La loi de 1999 sur l'innovation, votée à l'unanimité, doit être complétée. Je propose d'inscrire le transfert dans les misions de service public de la recherche chaque fois que cela est possible. La notion de transfert pourra être élargie et précisée au cours de notre débat, j'y suis favorable.

Pour susciter des vocations, trop rares aujourd'hui, le doctorat doit être revalorisé. Des négociations sont en cours avec les branches professionnelles à ce sujet. L'État doit donner l'exemple. Ce projet de loi reconnaît le doctorat dans toutes les grilles de la fonction publique.

Cette loi n'est pas de programmation mais notre politique ne fait pas l'impasse sur les moyens, grâce aux engagements présidentiels déjà traduits dans la loi de refondation de l'école de la République.

Un agenda social a été mis en place pour résorber la précarité grandissante dans les métiers de la recherche.

Enfin, la loi veut encourager l'ouverture à l'international. L'avenir de 6 millions de jeunes, futurs décideurs, est en jeu.

L'organisation de l'enseignement en langue étrangère dans les universités a fait couler beaucoup d'encre. Nous voulons accueillir les jeunes du monde qui, de francophiles, pourront devenir francophones. La maîtrise du français ne sera pas un préalable à leur venue mais continuera d'être exigée pour l'obtention d'un diplôme. Les grandes écoles ont bien compris l'intérêt de dispenser certaines formations en anglais, mesure qui a fait couler beaucoup d'encre mais ne remet en cause aucun fondement de notre enseignement. Elle peut, au contraire, favoriser le rayonnement de notre culture.

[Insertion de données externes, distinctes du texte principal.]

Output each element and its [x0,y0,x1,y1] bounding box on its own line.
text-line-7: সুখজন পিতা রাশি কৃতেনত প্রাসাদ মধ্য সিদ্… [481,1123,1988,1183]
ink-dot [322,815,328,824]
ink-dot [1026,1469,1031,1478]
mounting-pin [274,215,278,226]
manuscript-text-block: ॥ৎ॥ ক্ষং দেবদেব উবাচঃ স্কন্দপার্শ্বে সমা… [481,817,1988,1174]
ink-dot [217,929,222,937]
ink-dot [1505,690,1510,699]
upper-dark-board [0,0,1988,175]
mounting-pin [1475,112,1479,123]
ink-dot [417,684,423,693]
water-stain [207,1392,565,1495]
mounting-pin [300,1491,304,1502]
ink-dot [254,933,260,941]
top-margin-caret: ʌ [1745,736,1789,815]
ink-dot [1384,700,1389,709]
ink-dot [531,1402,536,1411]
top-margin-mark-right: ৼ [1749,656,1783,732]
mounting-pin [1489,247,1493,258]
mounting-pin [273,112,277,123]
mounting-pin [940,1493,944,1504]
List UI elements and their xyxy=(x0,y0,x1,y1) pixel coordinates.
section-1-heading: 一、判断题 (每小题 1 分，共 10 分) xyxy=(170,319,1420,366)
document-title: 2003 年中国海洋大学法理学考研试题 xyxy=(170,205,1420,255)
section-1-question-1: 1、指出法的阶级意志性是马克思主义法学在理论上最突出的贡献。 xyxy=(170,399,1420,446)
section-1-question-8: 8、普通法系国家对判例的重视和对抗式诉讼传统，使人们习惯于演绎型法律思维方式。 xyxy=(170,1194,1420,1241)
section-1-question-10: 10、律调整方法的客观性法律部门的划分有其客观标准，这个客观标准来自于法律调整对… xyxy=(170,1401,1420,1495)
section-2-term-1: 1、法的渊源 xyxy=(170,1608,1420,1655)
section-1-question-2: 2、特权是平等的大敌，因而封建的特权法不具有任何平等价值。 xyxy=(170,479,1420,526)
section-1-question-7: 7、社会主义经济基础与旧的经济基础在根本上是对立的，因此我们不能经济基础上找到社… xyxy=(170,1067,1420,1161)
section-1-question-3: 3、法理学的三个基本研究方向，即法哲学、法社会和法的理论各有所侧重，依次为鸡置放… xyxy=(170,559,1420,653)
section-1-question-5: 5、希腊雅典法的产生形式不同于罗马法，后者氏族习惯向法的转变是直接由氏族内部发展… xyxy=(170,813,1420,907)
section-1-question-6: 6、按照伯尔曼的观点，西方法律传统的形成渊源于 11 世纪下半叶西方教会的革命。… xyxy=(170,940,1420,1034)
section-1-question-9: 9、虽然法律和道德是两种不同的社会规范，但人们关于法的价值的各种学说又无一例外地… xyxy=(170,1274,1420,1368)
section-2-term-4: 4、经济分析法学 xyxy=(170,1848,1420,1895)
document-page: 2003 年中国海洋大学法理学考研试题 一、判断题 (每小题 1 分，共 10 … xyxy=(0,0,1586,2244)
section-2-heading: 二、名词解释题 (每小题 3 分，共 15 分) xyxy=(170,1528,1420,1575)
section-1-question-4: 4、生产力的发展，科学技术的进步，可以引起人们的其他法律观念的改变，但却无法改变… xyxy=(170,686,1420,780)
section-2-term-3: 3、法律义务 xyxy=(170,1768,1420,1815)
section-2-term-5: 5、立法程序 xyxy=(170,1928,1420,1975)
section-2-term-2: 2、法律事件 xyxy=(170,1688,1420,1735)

Ce projet de loi incarne un nouvel élan pour l'enseignement supérieur et la recherche de notre pays. Oui, notre monde en mutation entraîne des changements, des défis inédits ; le Gouvernement a engagé le redressement national pour y faire face ; ce projet de loi y participe, pour construire une société de progrès, fondé sur la formation et la recherche et les valeurs d'universalité et d'humanisme. (Applaudissements sur les bancs socialistes et du RDSE ; M. Bruno Sido applaudit aussi)

Mme Dominique Gillot, rapporteure de la commission de la culture .  - Depuis le milieu des années 80, le législateur s'est attaché à relever les défis scientifiques, technologiques, sociétaux de notre temps. Pour la première fois, nous somme saisis d'un texte qui lie enseignement supérieur et recherche pour nourrir la compétitivité de la Nation. L'enseignement supérieur et la recherche sont indissociables en effet et l'université est la seule institution à lier excellence pédagogique et excellence scientifique. Elle forme aux métiers d'aujourd'hui et prépare aux métiers de demain.

Ce projet de loi vise à l'avènement d'une société plus inclusive, en faisant de la réussite de tous les étudiants un objectif prioritaire, en cohérence avec le projet de loi pour la refondation de l'école, qui exprime la même ambition. Comme constaté avec Ambroise Dupont, la LRU pêche par de nombreux dysfonctionnements.

Il fallait renforcer la gouvernance collégiale par la création d'un conseil académique au sein des établissements universitaires, à côté du conseil d'administration, dont la vocation stratégique est confortée L'État est le garant de l'intérêt général et de l'accès de tous les étudiants à un service public de qualité sur tout le territoire.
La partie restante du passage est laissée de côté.